Good leadership is getting others to do what you want willingly and having them feel good about doing it.

 It is the pivotal force behind successful organizations. It can move organizations from current to future states, create visions of potential opportunity, and instill within employees a commitment to change so as to make that new vision a reality.

This brief abstract will cover what the author feels from his experience are some of the most important things that contribute to good leadership from CEOs and business owners. They are things a lot of leaders don’t appreciate or comprehend. However, they are essential for good leadership. Some of the material was taken from Warren Bennis’s and Burt Nanus’s book,”Leaders”.

We will look at four specific areas:

  • Direction: establishing a vision

  • Communication: making sure it’s working

  • Positioning: your face and role

  • Positive self regard: knowing your strengths and weaknesses

Leaders should develop a vision for their business; to give the organization direction and purpose. This vision should articulate a view of a realistic, credible, attractive future for the business, a condition that is better in some important ways than what now exists. How else does the team know where it is going? The vision gives them the big picture and will help them with decision making. See the side button on the left, “Vision The Ultimate Goal” or click here for more details.

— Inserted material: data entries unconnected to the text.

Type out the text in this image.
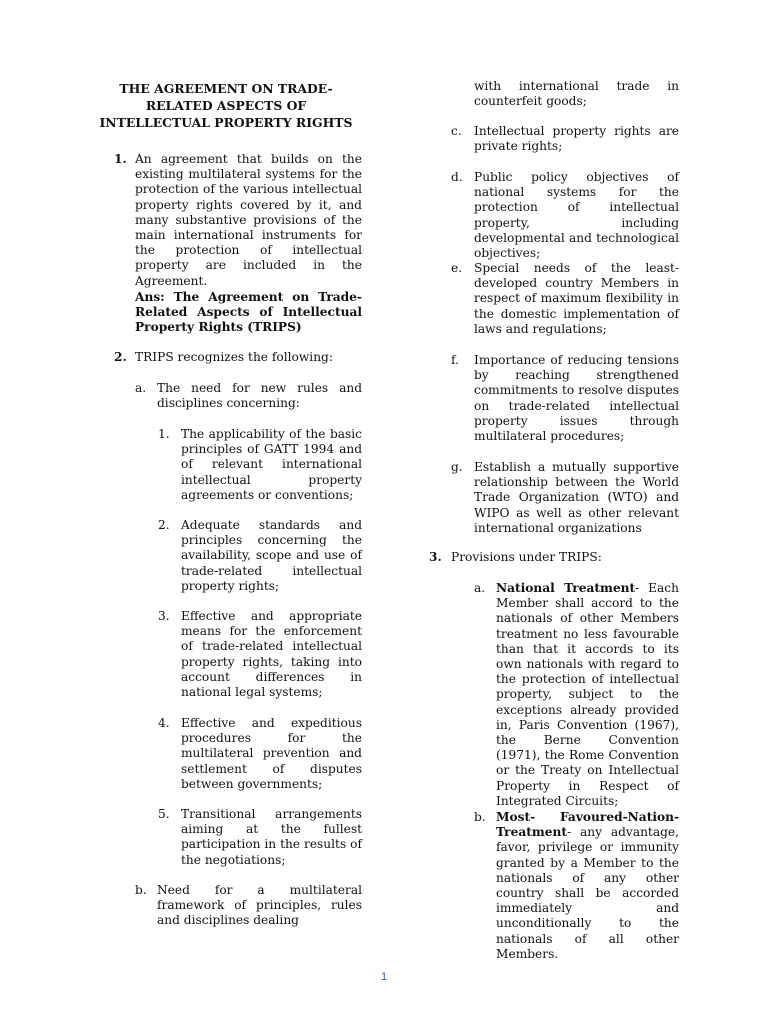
THE AGREEMENT ON TRADE-RELATED ASPECTS OF INTELLECTUAL PROPERTY RIGHTS
1. An agreement that builds on the existing multilateral systems for the protection of the various intellectual property rights covered by it, and many substantive provisions of the main international instruments for the protection of intellectual property are included in the Agreement.
Ans: The Agreement on Trade-Related Aspects of Intellectual Property Rights (TRIPS)
2. TRIPS recognizes the following:
a. The need for new rules and disciplines concerning:
1. The applicability of the basic principles of GATT 1994 and of relevant international intellectual property agreements or conventions;
2. Adequate standards and principles concerning the availability, scope and use of trade-related intellectual property rights;
3. Effective and appropriate means for the enforcement of trade-related intellectual property rights, taking into account differences in national legal systems;
4. Effective and expeditious procedures for the multilateral prevention and settlement of disputes between governments;
5. Transitional arrangements aiming at the fullest participation in the results of the negotiations;
b. Need for a multilateral framework of principles, rules and disciplines dealing
with international trade in counterfeit goods;
c. Intellectual property rights are private rights;
d. Public policy objectives of national systems for the protection of intellectual property, including developmental and technological objectives;
e. Special needs of the least-developed country Members in respect of maximum flexibility in the domestic implementation of laws and regulations;
f. Importance of reducing tensions by reaching strengthened commitments to resolve disputes on trade-related intellectual property issues through multilateral procedures;
g. Establish a mutually supportive relationship between the World Trade Organization (WTO) and WIPO as well as other relevant international organizations
3. Provisions under TRIPS:
a. National Treatment- Each Member shall accord to the nationals of other Members treatment no less favourable than that it accords to its own nationals with regard to the protection of intellectual property, subject to the exceptions already provided in, Paris Convention (1967), the Berne Convention (1971), the Rome Convention or the Treaty on Intellectual Property in Respect of Integrated Circuits;
b. Most- Favoured-Nation-Treatment- any advantage, favor, privilege or immunity granted by a Member to the nationals of any other country shall be accorded immediately and unconditionally to the nationals of all other Members.
1
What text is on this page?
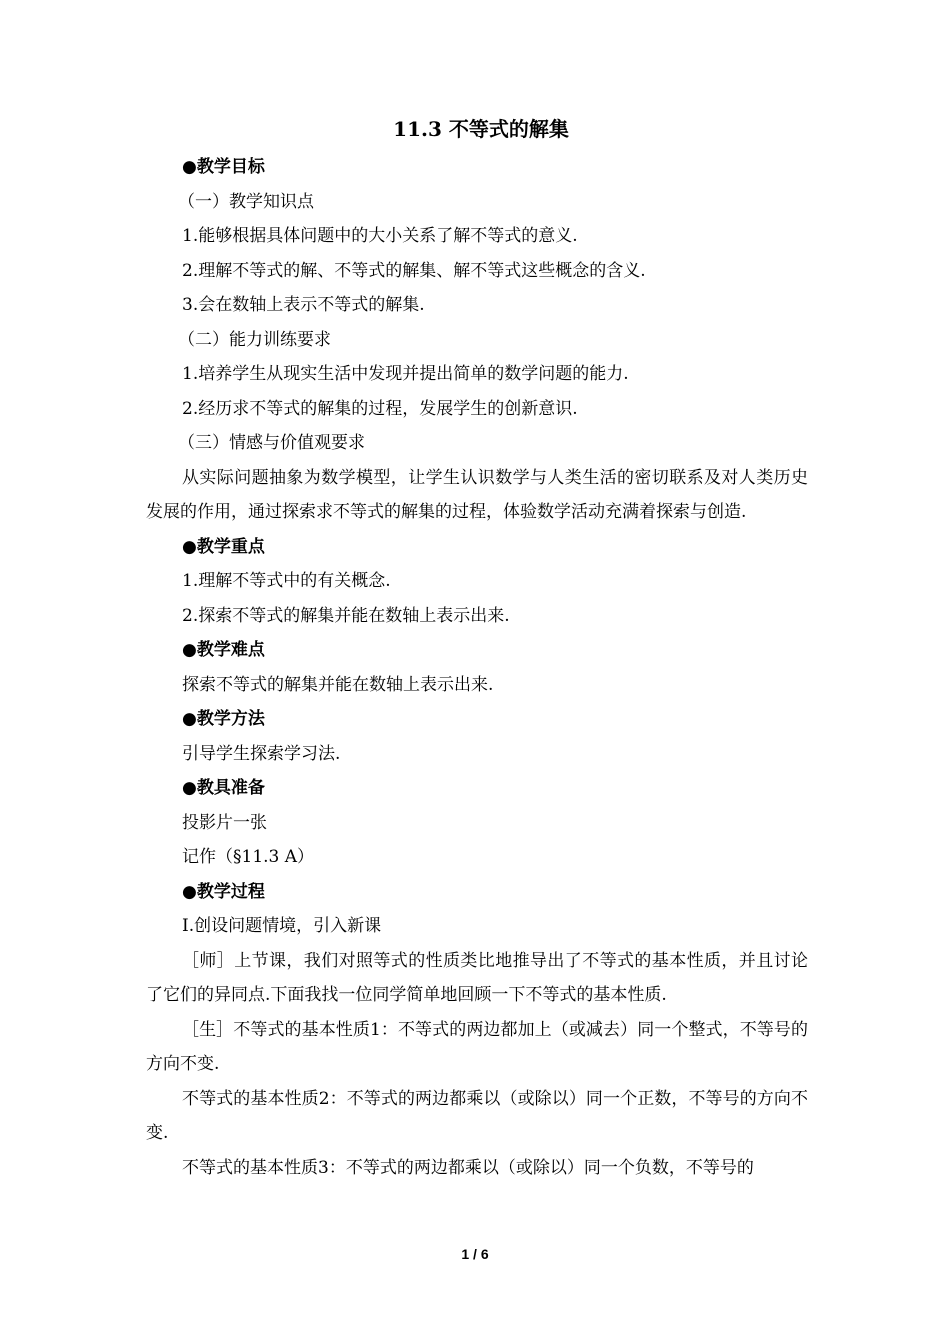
11.3 不等式的解集
●教学目标
（一）教学知识点
1.能够根据具体问题中的大小关系了解不等式的意义.
2.理解不等式的解、不等式的解集、解不等式这些概念的含义.
3.会在数轴上表示不等式的解集.
（二）能力训练要求
1.培养学生从现实生活中发现并提出简单的数学问题的能力.
2.经历求不等式的解集的过程，发展学生的创新意识.
（三）情感与价值观要求
从实际问题抽象为数学模型，让学生认识数学与人类生活的密切联系及对人类历史发展的作用，通过探索求不等式的解集的过程，体验数学活动充满着探索与创造.
●教学重点
1.理解不等式中的有关概念.
2.探索不等式的解集并能在数轴上表示出来.
●教学难点
探索不等式的解集并能在数轴上表示出来.
●教学方法
引导学生探索学习法.
●教具准备
投影片一张
记作（§11.3 A）
●教学过程
Ⅰ.创设问题情境，引入新课
［师］上节课，我们对照等式的性质类比地推导出了不等式的基本性质，并且讨论了它们的异同点.下面我找一位同学简单地回顾一下不等式的基本性质.
［生］不等式的基本性质1：不等式的两边都加上（或减去）同一个整式，不等号的方向不变.
不等式的基本性质2：不等式的两边都乘以（或除以）同一个正数，不等号的方向不变.
不等式的基本性质3：不等式的两边都乘以（或除以）同一个负数，不等号的
1 / 6
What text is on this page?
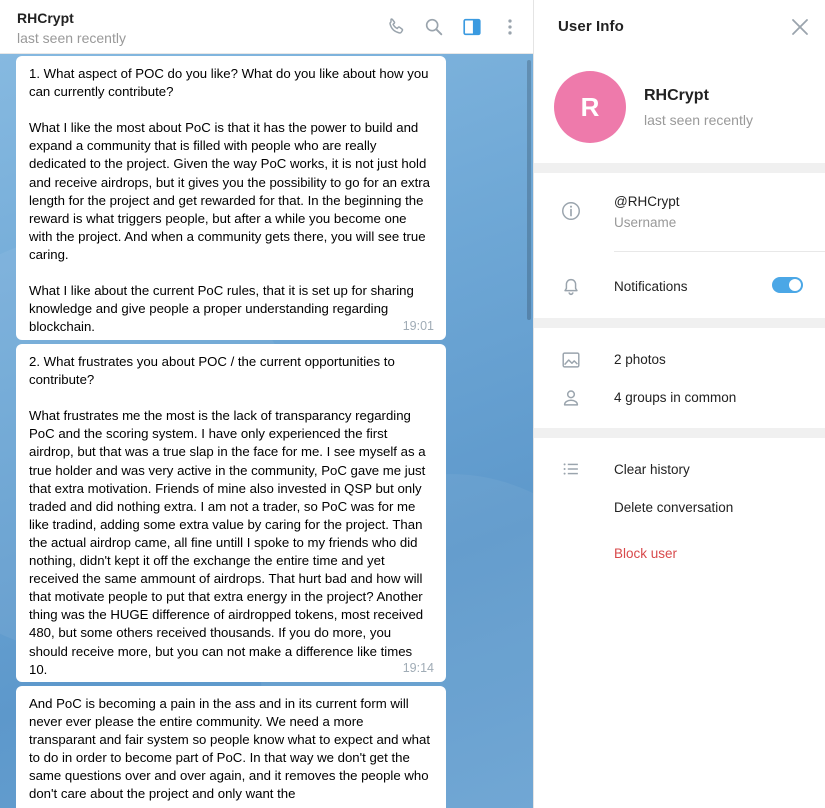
RHCrypt
last seen recently

1. What aspect of POC do you like? What do you like about how you can currently contribute?

What I like the most about PoC is that it has the power to build and expand a community that is filled with people who are really dedicated to the project. Given the way PoC works, it is not just hold and receive airdrops, but it gives you the possibility to go for an extra length for the project and get rewarded for that. In the beginning the reward is what triggers people, but after a while you become one with the project. And when a community gets there, you will see true caring.

What I like about the current PoC rules, that it is set up for sharing knowledge and give people a proper understanding regarding blockchain.	19:01

2. What frustrates you about POC / the current opportunities to contribute?

What frustrates me the most is the lack of transparancy regarding PoC and the scoring system. I have only experienced the first airdrop, but that was a true slap in the face for me. I see myself as a true holder and was very active in the community, PoC gave me just that extra motivation. Friends of mine also invested in QSP but only traded and did nothing extra. I am not a trader, so PoC was for me like tradind, adding some extra value by caring for the project. Than the actual airdrop came, all fine untill I spoke to my friends who did nothing, didn't kept it off the exchange the entire time and yet received the same ammount of airdrops. That hurt bad and how will that motivate people to put that extra energy in the project? Another thing was the HUGE difference of airdropped tokens, most received 480, but some others received thousands. If you do more, you should receive more, but you can not make a difference like times 10.	19:14

And PoC is becoming a pain in the ass and in its current form will never ever please the entire community. We need a more transparant and fair system so people know what to expect and what to do in order to become part of PoC. In that way we don't get the same questions over and over again, and it removes the people who don't care about the project and only want the

User Info
R	RHCrypt
last seen recently
@RHCrypt
Username
Notifications
2 photos
4 groups in common
Clear history
Delete conversation
Block user
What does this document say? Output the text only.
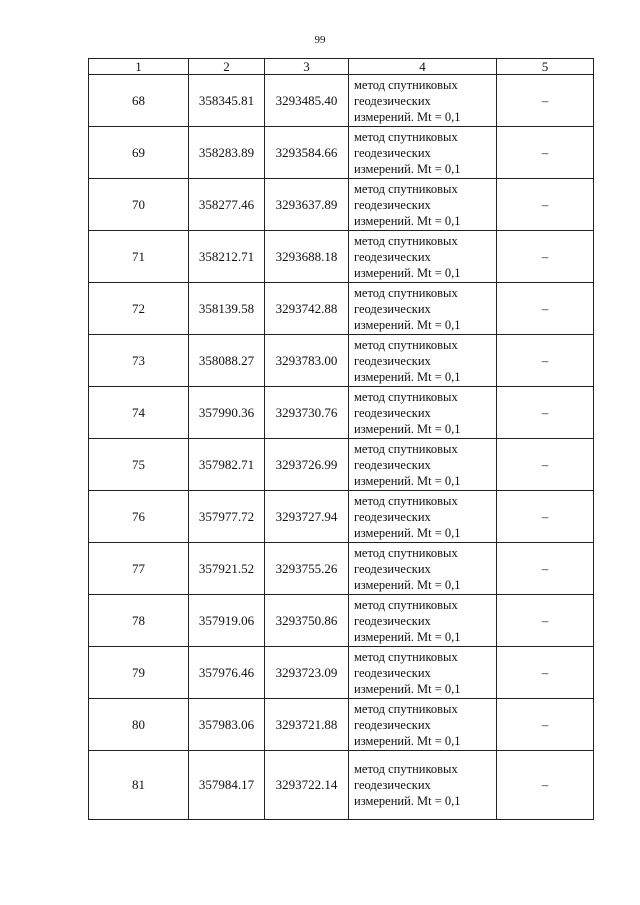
99
1	2	3	4	5
68	358345.81	3293485.40	метод спутниковых
геодезических
измерений. Mt = 0,1	–
69	358283.89	3293584.66	метод спутниковых
геодезических
измерений. Mt = 0,1	–
70	358277.46	3293637.89	метод спутниковых
геодезических
измерений. Mt = 0,1	–
71	358212.71	3293688.18	метод спутниковых
геодезических
измерений. Mt = 0,1	–
72	358139.58	3293742.88	метод спутниковых
геодезических
измерений. Mt = 0,1	–
73	358088.27	3293783.00	метод спутниковых
геодезических
измерений. Mt = 0,1	–
74	357990.36	3293730.76	метод спутниковых
геодезических
измерений. Mt = 0,1	–
75	357982.71	3293726.99	метод спутниковых
геодезических
измерений. Mt = 0,1	–
76	357977.72	3293727.94	метод спутниковых
геодезических
измерений. Mt = 0,1	–
77	357921.52	3293755.26	метод спутниковых
геодезических
измерений. Mt = 0,1	–
78	357919.06	3293750.86	метод спутниковых
геодезических
измерений. Mt = 0,1	–
79	357976.46	3293723.09	метод спутниковых
геодезических
измерений. Mt = 0,1	–
80	357983.06	3293721.88	метод спутниковых
геодезических
измерений. Mt = 0,1	–
81	357984.17	3293722.14	метод спутниковых
геодезических
измерений. Mt = 0,1	–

It’s been said that more than a third of the world’s problems are due to poor communication. It has detrimental effects on the business as well. What good is a vision if it is not communicated effectively? Most CEOs and business owners think they communicate well. Most don’t! Generally this is so, because they don’t communicate often enough. They think their people will get it after they have told them once or twice. It takes a lot more repetitions to truly have a message sink in. That’s what you want to happen with your vision and other important communication.

Most CEOs don’t share enough with their team. Sharing the good, the bad and the ugly is necessary to keep your team informed about the state of affairs in the business. They want to know this and usually respond in a positive way to being told.

Your words and actions need to convey the same message. This is a trait of a good leader. Some leaders think they can tell their people what and how to do something, but then not do it that way themselves. They are kidding themselves. Actions speak much louder than words. So positioning is doing the things you want your people to emulate. You need to be persistent and tenacious with your actions, directions, and communications. This way, your team will know for what you stand and can count on your support when they follow your lead. They will begin to trust you. Every good leader wants that. Trust is the lubrication that makes it possible for the organization to excel.

What are your strengths and weaknesses? Do you know them? Are you doing anything with them? Recognizing your strengths and compensating for your weaknesses represents the first step to positive self regard. If you are the technical guru for your business, but lack in business skills maybe you should consider bringing in a partner or COO to cover that critical area. If you are weak in finance, you could bring in a CFO full or part time to help you.

The second step is to keep working on and developing your talents. This means to work on both your strengths and weaknesses. Ray Kroc of McDonald’s fame had a favorite saying, “While you are green you are still growing, but when you get ripe you start to rot.” The same is true for us. If we stop learning and growing in our trade or expertise, shortly thereafter, we will become less effective. If you want your business to get better, the quickest way is for you to get better in your business skills and acumen.

Actions to take now:

  1. If you don’t have a vision for your business you should develop one.

  2. Set a date for your next companywide meeting and prepare an agenda.

  3. Make a personal inventory of your strengths and weaknesses and decide what actions you are going to take to improve.